Décryptage  des plus gros dangers pour l’éducation présents dans le texte.

« Sois prof et tais-toi »

L’article premier de ce projet de loi déclare que « Par leur engagement et leur exemplarité, les personnels de la communauté éducative contribuent à l’établissement du lien de confiance qui doit unir les élèves et leur famille au service public de l’éducation.»  Si personne ne remet en cause le fond de cette affirmation, il faut s’interroger sur le sens d’inscrire aujourd’hui dans cette loi ce principe, pourtant déjà existant dans les textes s’appliquant à l’ensemble des fonctionnaires. A l’heure où les mouvements des « stylos rouges » ou encore du hashtag  #PasdeVagues expriment la malaise des professeurs dans leur métier, la réponse du gouvernement ne semble être que le rappel à l’ordre et l’autoritarisme par ce premier article de loi, en tentant de museler et de prévenir toute forme d’opposition aux politiques du gouvernement.

L’école publique attaquée ? Le privé comme solution

Un autre point de la loi propose de rendre obligatoire la scolarisation des enfants dès 3 ans. Au-delà du caractère purement démagogique de cet article (c’est déjà le cas pour 98,9% des enfants), une contradiction apparait de manière évidente : à l’heure où l’on ferme des classes et où l’on réduit les moyens pour les mairies, comment va être assuré l’accueil de 26 000 nouveaux enfants à la prochaine rentrée? Face à cela, le ministre a une réponse toute faite : demander aux collectivités de financer les écoles maternelles privées pour accueillir les élèves.  Il s’agit donc d’un cadeau, estimé entre 100 et 150 millions d’euros, à destination de l’enseignement privé, dans un contexte où l’école publique étouffe sous le poids des réductions budgétaires.

Les surveillants du secondaire comme variable d’ajustement

Le projet de loi propose de permettre aux assistants d’éducation préparant un concours de l’enseignement de pouvoir se livrer à des activités pédagogiques. Cette mesure apparait comme une provocation alors que le gouvernement annonçait en septembre la suppression de 2 600 postes dans les collèges et lycées.  Ainsi, pour pallier aux manque de personnels dont il est responsable, le gouvernement accentue la logique de recrutement contractuel, manifestant à la fois tout son mépris pour les professeurs qualifiés et formés que pour les surveillants, qui seront « rémunérés » entre 680 et 980 euros pour ces missions d’éducation.

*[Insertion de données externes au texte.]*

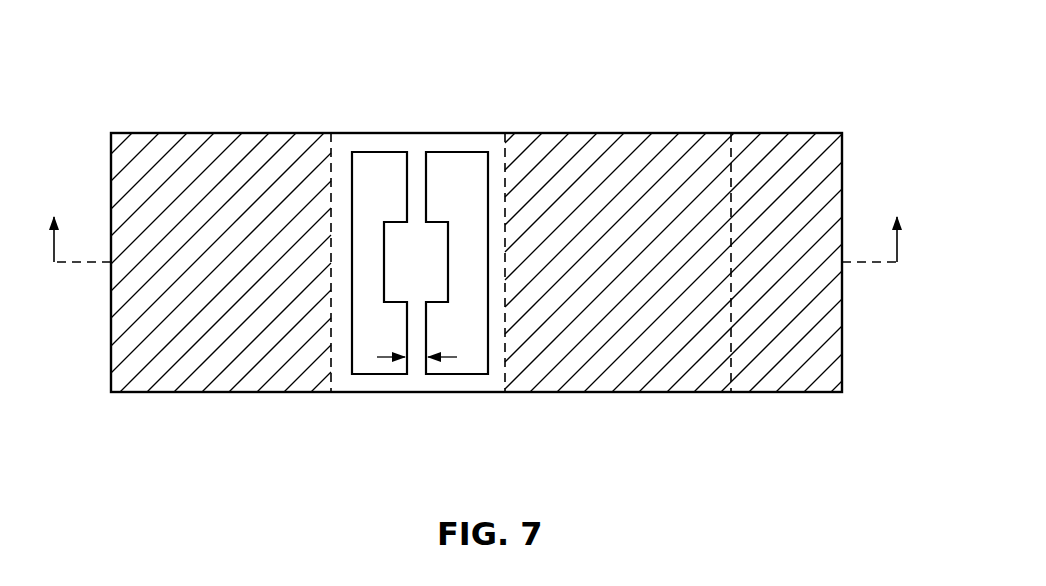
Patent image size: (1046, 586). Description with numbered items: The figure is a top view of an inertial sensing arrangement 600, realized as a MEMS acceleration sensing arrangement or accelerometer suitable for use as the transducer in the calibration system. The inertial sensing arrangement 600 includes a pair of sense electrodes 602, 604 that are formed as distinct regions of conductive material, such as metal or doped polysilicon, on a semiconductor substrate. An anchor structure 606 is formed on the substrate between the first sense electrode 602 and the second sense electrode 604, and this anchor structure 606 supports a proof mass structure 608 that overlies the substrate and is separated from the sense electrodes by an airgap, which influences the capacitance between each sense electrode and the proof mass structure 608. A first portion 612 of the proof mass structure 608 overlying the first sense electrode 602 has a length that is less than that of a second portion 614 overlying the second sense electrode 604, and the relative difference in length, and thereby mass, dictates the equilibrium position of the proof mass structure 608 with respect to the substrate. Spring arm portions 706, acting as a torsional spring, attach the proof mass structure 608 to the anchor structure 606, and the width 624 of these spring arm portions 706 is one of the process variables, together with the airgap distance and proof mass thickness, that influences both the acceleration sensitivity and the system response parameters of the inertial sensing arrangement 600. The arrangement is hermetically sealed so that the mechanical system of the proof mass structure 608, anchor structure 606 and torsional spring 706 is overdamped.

La confiance passe par le contrôle

Un autre article illustre la vision de la « confiance » que Blanquer manifeste envers les professeurs. Il s’agit de la mise à l’écart du « Conseil d’évaluation du système scolaire », instance indépendante chargée d’analyser et d’émettre des avis sur le système scolaire français, regroupant élus, professionnels et chercheurs indépendants.  A sa place, le ministre annonce la création d’un « Conseil d’évaluation de l’école ». Derrière ce simple changement de nom se cache en réalité une volonté de venir saper le travail d’évaluation indépendante réalisé par le CNESCO puisque cette nouvelle instance sera composée dans sa majorité de membres nommés par le Ministre. Pour Blanquer, faire confiance en l’école, c’est nommer des gens proches pour la surveiller.

Le gouvernement pioche ses bonnes idées à droite

Comme si tout cet arsenal ultra-droitier ne suffisait pas, la première nuit d’examen du texte à l’Assemblée a été l’occasion pour la droite parlementaire de faire intégrer ses lubies identitaires au texte. A trois heures du matin a ainsi été adopté un amendement du très réactionnaire Eric Ciotti député « Les Républicains ». Celui-ci proposait de rendre obligatoire dans chaque salle de classe, de l’école au lycée, la présence des drapeaux français et européens, ainsi que l’affichage du refrain de la Marseillaise. Ayant reçu la bénédiction du Ministre de l’Education, et sans que ni le rapporteur du texte, ni les élus d’oppositions puissent intervenir, l’amendement a été accepté, dans la confusion générale.

Avec ce texte de loi, le Gouvernement assume donc pleinement une orientation de droite dure, autoritaire et réactionnaire. Alors que les mobilisations contre la réforme du lycée, de Parcour’Sup ou contre l’augmentation des frais d’inscriptions pour les étudiants étrangers gagnent le pays, gageons que la bataille contre cette loi prendra toute sa place dans le combat pour une école en faveur de l’émancipation des élèves et de la réussite de toutes et tous.